Community questions answered (selected)
-
Q (Miu): My husband has both internal and external hemorrhoids and has seen both Western and Chinese doctors but keeps relapsing. What soup can help him? Bro Niu: You can simmer sophora flower buds (huai hua) 3 qian, dried mussels (dan cai) 2 liang, and dried figs 4 pieces with lean pork — 8 bowls of water cooked down to 4 bowls. This can be split over 2 days; drink for 3 sessions (6 days total) to help reduce hemorrhoid flare-ups.
-
Q (英): I am 54 and have external hemorrhoids that prolapse after every bowel movement. I clean and pad them, but they keep bleeding until bedtime. What can I do?

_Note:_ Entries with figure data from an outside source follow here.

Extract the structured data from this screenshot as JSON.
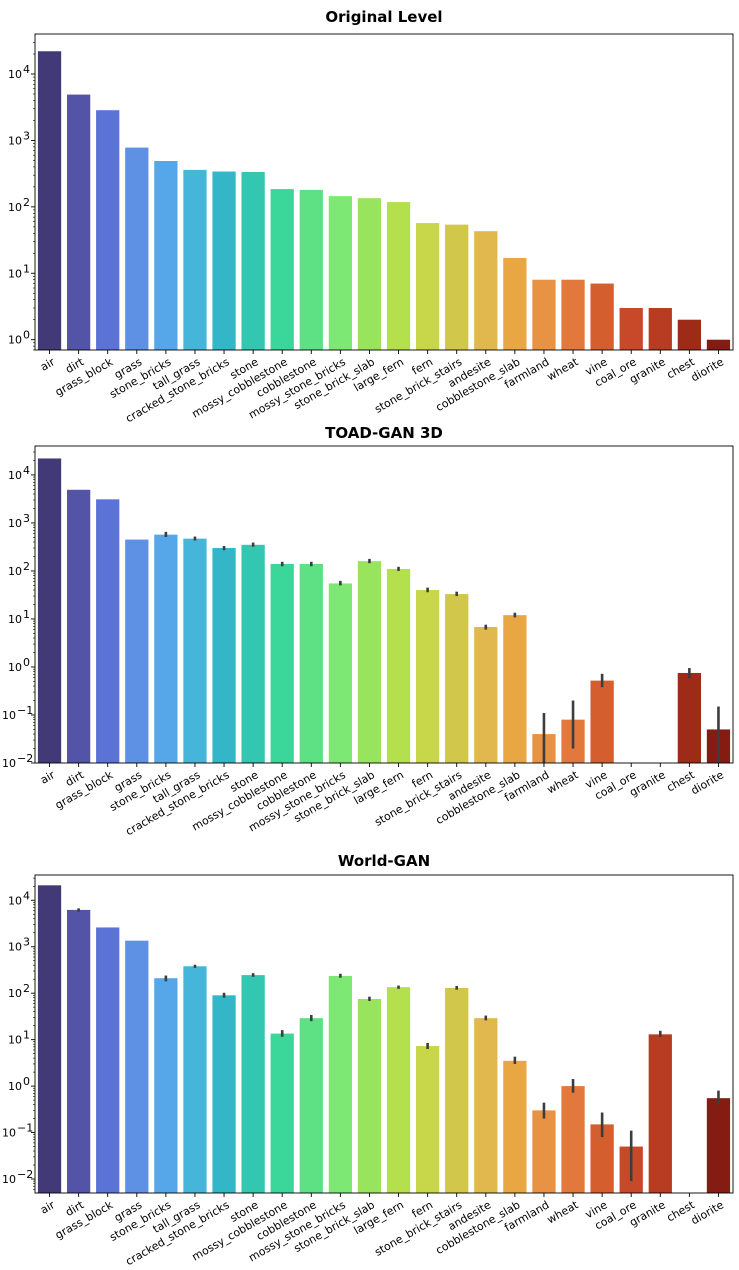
{
  "chart_data": [
    {
      "type": "bar",
      "title": "Original Level",
      "yscale": "log",
      "ylim": [
        0.7,
        40000
      ],
      "yticks": [
        {
          "v": 1,
          "e": "0"
        },
        {
          "v": 10,
          "e": "1"
        },
        {
          "v": 100,
          "e": "2"
        },
        {
          "v": 1000,
          "e": "3"
        },
        {
          "v": 10000,
          "e": "4"
        }
      ],
      "xlabel": "",
      "ylabel": "",
      "categories": [
        "air",
        "dirt",
        "grass_block",
        "grass",
        "stone_bricks",
        "tall_grass",
        "cracked_stone_bricks",
        "stone",
        "mossy_cobblestone",
        "cobblestone",
        "mossy_stone_bricks",
        "stone_brick_slab",
        "large_fern",
        "fern",
        "stone_brick_stairs",
        "andesite",
        "cobblestone_slab",
        "farmland",
        "wheat",
        "vine",
        "coal_ore",
        "granite",
        "chest",
        "diorite"
      ],
      "values": [
        22000,
        4900,
        2850,
        780,
        490,
        360,
        340,
        335,
        185,
        180,
        145,
        135,
        118,
        57,
        54,
        43,
        17,
        8,
        8,
        7,
        3,
        3,
        2,
        1
      ],
      "errors": [
        null,
        null,
        null,
        null,
        null,
        null,
        null,
        null,
        null,
        null,
        null,
        null,
        null,
        null,
        null,
        null,
        null,
        null,
        null,
        null,
        null,
        null,
        null,
        null
      ]
    },
    {
      "type": "bar",
      "title": "TOAD-GAN 3D",
      "yscale": "log",
      "ylim": [
        0.01,
        40000
      ],
      "yticks": [
        {
          "v": 0.01,
          "e": "−2"
        },
        {
          "v": 0.1,
          "e": "−1"
        },
        {
          "v": 1,
          "e": "0"
        },
        {
          "v": 10,
          "e": "1"
        },
        {
          "v": 100,
          "e": "2"
        },
        {
          "v": 1000,
          "e": "3"
        },
        {
          "v": 10000,
          "e": "4"
        }
      ],
      "xlabel": "",
      "ylabel": "",
      "categories": [
        "air",
        "dirt",
        "grass_block",
        "grass",
        "stone_bricks",
        "tall_grass",
        "cracked_stone_bricks",
        "stone",
        "mossy_cobblestone",
        "cobblestone",
        "mossy_stone_bricks",
        "stone_brick_slab",
        "large_fern",
        "fern",
        "stone_brick_stairs",
        "andesite",
        "cobblestone_slab",
        "farmland",
        "wheat",
        "vine",
        "coal_ore",
        "granite",
        "chest",
        "diorite"
      ],
      "values": [
        22000,
        4900,
        3100,
        450,
        570,
        470,
        300,
        350,
        140,
        140,
        55,
        160,
        110,
        40,
        33,
        6.8,
        12,
        0.04,
        0.08,
        0.52,
        null,
        null,
        0.75,
        0.05
      ],
      "errors": [
        null,
        null,
        null,
        null,
        [
          510,
          650
        ],
        [
          430,
          520
        ],
        [
          270,
          330
        ],
        [
          320,
          390
        ],
        [
          125,
          155
        ],
        [
          125,
          155
        ],
        [
          50,
          62
        ],
        [
          145,
          178
        ],
        [
          100,
          122
        ],
        [
          36,
          45
        ],
        [
          30,
          37
        ],
        [
          6,
          7.6
        ],
        [
          10.8,
          13.5
        ],
        [
          0.007,
          0.11
        ],
        [
          0.02,
          0.2
        ],
        [
          0.38,
          0.72
        ],
        null,
        null,
        [
          0.58,
          0.95
        ],
        [
          0.008,
          0.15
        ]
      ]
    },
    {
      "type": "bar",
      "title": "World-GAN",
      "yscale": "log",
      "ylim": [
        0.005,
        35000
      ],
      "yticks": [
        {
          "v": 0.01,
          "e": "−2"
        },
        {
          "v": 0.1,
          "e": "−1"
        },
        {
          "v": 1,
          "e": "0"
        },
        {
          "v": 10,
          "e": "1"
        },
        {
          "v": 100,
          "e": "2"
        },
        {
          "v": 1000,
          "e": "3"
        },
        {
          "v": 10000,
          "e": "4"
        }
      ],
      "xlabel": "",
      "ylabel": "",
      "categories": [
        "air",
        "dirt",
        "grass_block",
        "grass",
        "stone_bricks",
        "tall_grass",
        "cracked_stone_bricks",
        "stone",
        "mossy_cobblestone",
        "cobblestone",
        "mossy_stone_bricks",
        "stone_brick_slab",
        "large_fern",
        "fern",
        "stone_brick_stairs",
        "andesite",
        "cobblestone_slab",
        "farmland",
        "wheat",
        "vine",
        "coal_ore",
        "granite",
        "chest",
        "diorite"
      ],
      "values": [
        21000,
        6200,
        2600,
        1350,
        210,
        380,
        90,
        245,
        13.5,
        29,
        235,
        75,
        135,
        7.3,
        130,
        29,
        3.5,
        0.3,
        1.0,
        0.15,
        0.05,
        13,
        null,
        0.55
      ],
      "errors": [
        null,
        [
          5700,
          6700
        ],
        null,
        null,
        [
          180,
          240
        ],
        [
          350,
          410
        ],
        [
          80,
          102
        ],
        [
          225,
          270
        ],
        [
          11.5,
          16
        ],
        [
          25,
          34
        ],
        [
          215,
          262
        ],
        [
          68,
          84
        ],
        [
          124,
          146
        ],
        [
          6.3,
          8.5
        ],
        [
          119,
          143
        ],
        [
          26,
          33
        ],
        [
          3.0,
          4.3
        ],
        [
          0.2,
          0.44
        ],
        [
          0.72,
          1.42
        ],
        [
          0.08,
          0.27
        ],
        [
          0.009,
          0.11
        ],
        [
          11.5,
          15.5
        ],
        null,
        [
          0.4,
          0.8
        ]
      ]
    }
  ],
  "palette": [
    "#423a76",
    "#5354a8",
    "#5b72d6",
    "#5e90e3",
    "#56a7ea",
    "#45b6da",
    "#33b6c8",
    "#33c6b0",
    "#3bd69a",
    "#5ee085",
    "#7ee875",
    "#98e45d",
    "#b4e04e",
    "#c8d64a",
    "#d1c74b",
    "#e0b84e",
    "#e9a744",
    "#e89243",
    "#e2783c",
    "#d45e2d",
    "#c8482a",
    "#b73c22",
    "#9d2b18",
    "#851c14"
  ],
  "errorbar_color": "#3d3d3d"
}
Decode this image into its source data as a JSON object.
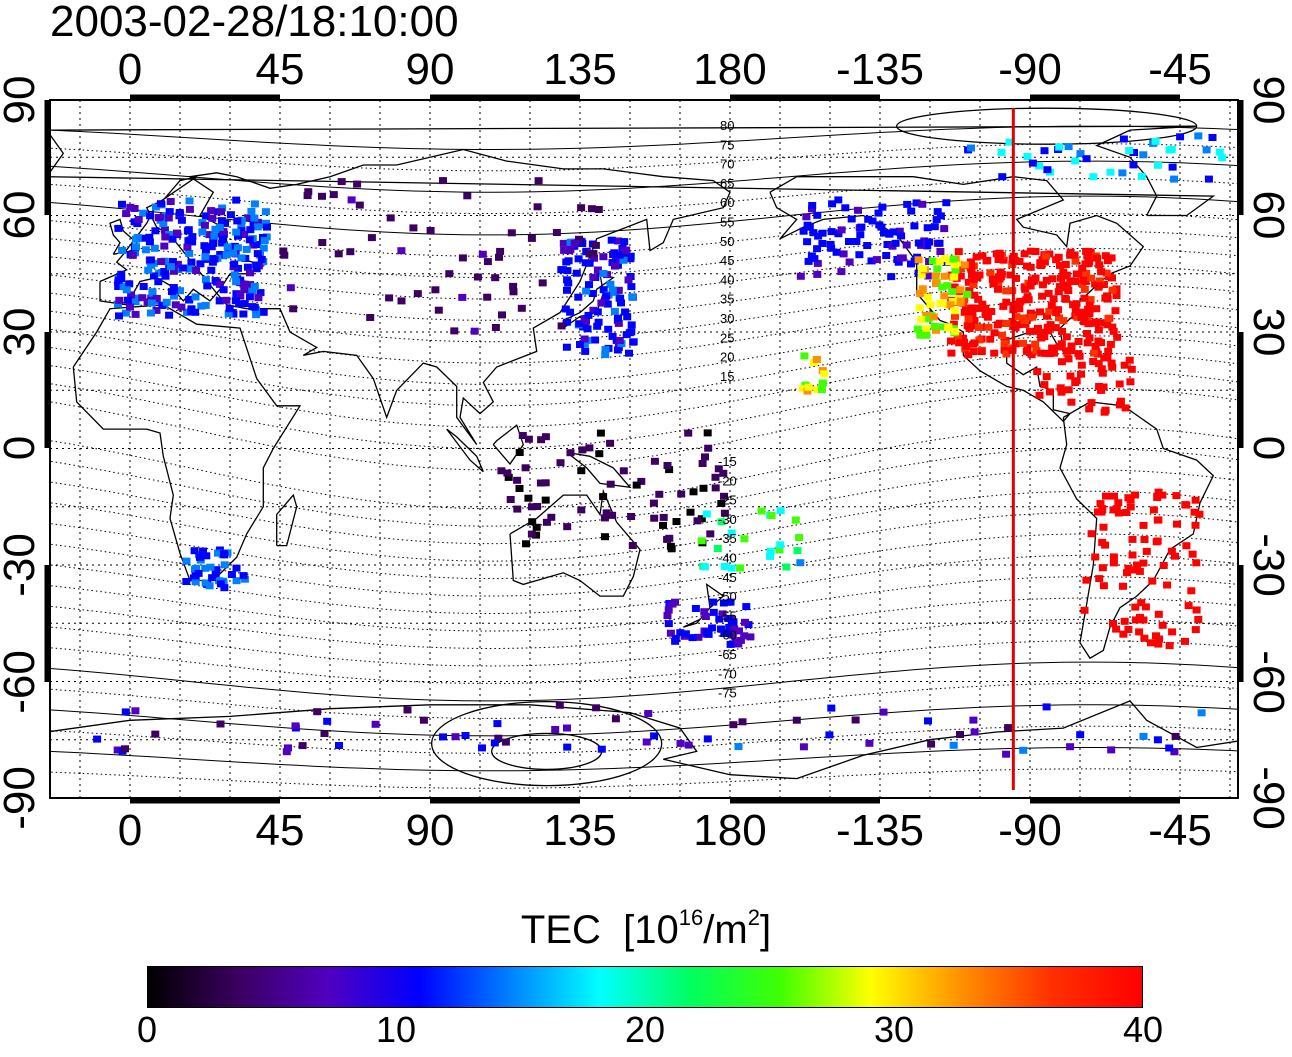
{
  "title": "2003-02-28/18:10:00",
  "map": {
    "longitude_labels": [
      "0",
      "45",
      "90",
      "135",
      "180",
      "-135",
      "-90",
      "-45"
    ],
    "latitude_labels": [
      "90",
      "60",
      "30",
      "0",
      "-30",
      "-60",
      "-90"
    ],
    "contour_labels_north": [
      "80",
      "75",
      "70",
      "65",
      "60",
      "55",
      "50",
      "45",
      "40",
      "35",
      "30",
      "25",
      "20",
      "15"
    ],
    "contour_labels_south": [
      "-15",
      "-20",
      "-25",
      "-30",
      "-35",
      "-40",
      "-45",
      "-50",
      "-55",
      "-60",
      "-65",
      "-70",
      "-75"
    ],
    "grid": "dotted, every 15 degrees",
    "marker_line": {
      "longitude": -95,
      "color": "#e00000"
    }
  },
  "colorbar": {
    "title": "TEC",
    "unit_open": "[10",
    "unit_exp": "16",
    "unit_mid": "/m",
    "unit_exp2": "2",
    "unit_close": "]",
    "tick_labels": [
      "0",
      "10",
      "20",
      "30",
      "40"
    ],
    "range": [
      0,
      40
    ],
    "colors": [
      "#000000",
      "#3b0060",
      "#5000c0",
      "#0000ff",
      "#0080ff",
      "#00ffff",
      "#00ff60",
      "#40ff00",
      "#ffff00",
      "#ff9000",
      "#ff3000",
      "#ff0000"
    ]
  }
}
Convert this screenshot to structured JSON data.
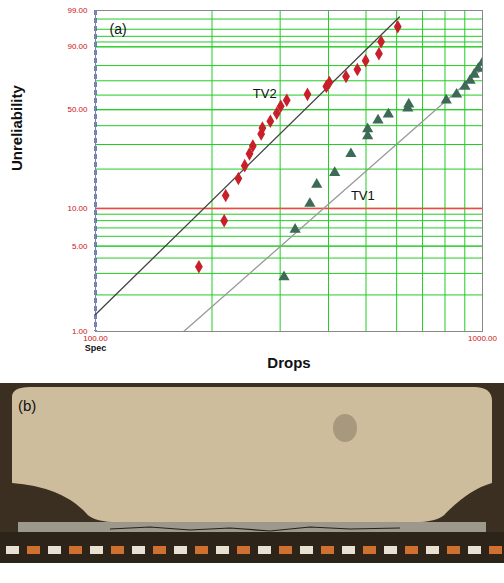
{
  "chart_data": {
    "type": "scatter",
    "panel": "(a)",
    "x_label": "Drops",
    "y_label": "Unreliability",
    "log": "x",
    "grid": true,
    "xlim": [
      100,
      1000
    ],
    "xticks": [
      {
        "value": 100,
        "label": "100.00"
      },
      {
        "value": 1000,
        "label": "1000.00"
      }
    ],
    "ylim": [
      1,
      99
    ],
    "yticks": [
      {
        "value": 1,
        "label": "1.00"
      },
      {
        "value": 5,
        "label": "5.00"
      },
      {
        "value": 10,
        "label": "10.00"
      },
      {
        "value": 50,
        "label": "50.00"
      },
      {
        "value": 90,
        "label": "90.00"
      },
      {
        "value": 99,
        "label": "99.00"
      }
    ],
    "threshold": {
      "y": 10,
      "color": "#ff4040"
    },
    "spec": {
      "label": "Spec",
      "x": 100,
      "color": "#3355cc",
      "line_style": "dashed"
    },
    "series": [
      {
        "name": "TV2",
        "color": "#c8202a",
        "marker": "diamond",
        "x": [
          185,
          215,
          217,
          234,
          243,
          250,
          255,
          268,
          270,
          283,
          294,
          301,
          312,
          353,
          395,
          402,
          444,
          475,
          499,
          540,
          547,
          604
        ],
        "values": [
          3.4,
          8.0,
          12.6,
          17.0,
          21.2,
          25.8,
          29.3,
          35.3,
          38.6,
          42.7,
          47.7,
          52.3,
          56.4,
          60.5,
          66.1,
          68.8,
          72.9,
          77.5,
          82.9,
          86.7,
          92.1,
          96.6
        ],
        "label_at": [
          255,
          61.2
        ],
        "fit": {
          "x": [
            100,
            610
          ],
          "values": [
            1.38,
            98.3
          ],
          "color": "#444444"
        }
      },
      {
        "name": "TV1",
        "color": "#3d6b55",
        "marker": "triangle",
        "x": [
          307,
          328,
          358,
          373,
          415,
          457,
          505,
          505,
          537,
          571,
          641,
          645,
          806,
          857,
          901,
          929,
          952,
          975,
          1000
        ],
        "values": [
          2.8,
          6.8,
          10.9,
          15.3,
          18.8,
          25.8,
          34.2,
          38.1,
          43.3,
          47.1,
          51.0,
          53.6,
          56.4,
          60.5,
          66.1,
          70.2,
          74.3,
          78.1,
          81.8
        ],
        "label_at": [
          457,
          12.6
        ],
        "fit": {
          "x": [
            169,
            1000
          ],
          "values": [
            1,
            78.1
          ],
          "color": "#999999"
        }
      }
    ]
  },
  "image_panel": {
    "label": "(b)"
  }
}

Bro Niu: What you are describing sounds more like a rectal prolapse pattern than simple hemorrhoids — hemorrhoids are actually varicose veins in the rectum. Try simmering huang qi (astragalus) 5 qian, sheng ma (black cohosh) 3 qian, and red dates 6 pieces with lean pork — 5 bowls of water down to 2 bowls, drink for 3 consecutive days. This combination has a “lifting” action in traditional medicine and may help support the tissues that have descended.
-
Q (man ling): I am newly pregnant. Can I eat eggplant? Bro Niu: Yes, you can eat eggplant during pregnancy — just add garlic when cooking to reduce its cooling nature, and that will be fine.
Published May 14, 2012 · Adapted and translated for Nourilo from a traditional home-kitchen recipe. Approx. 4 min read.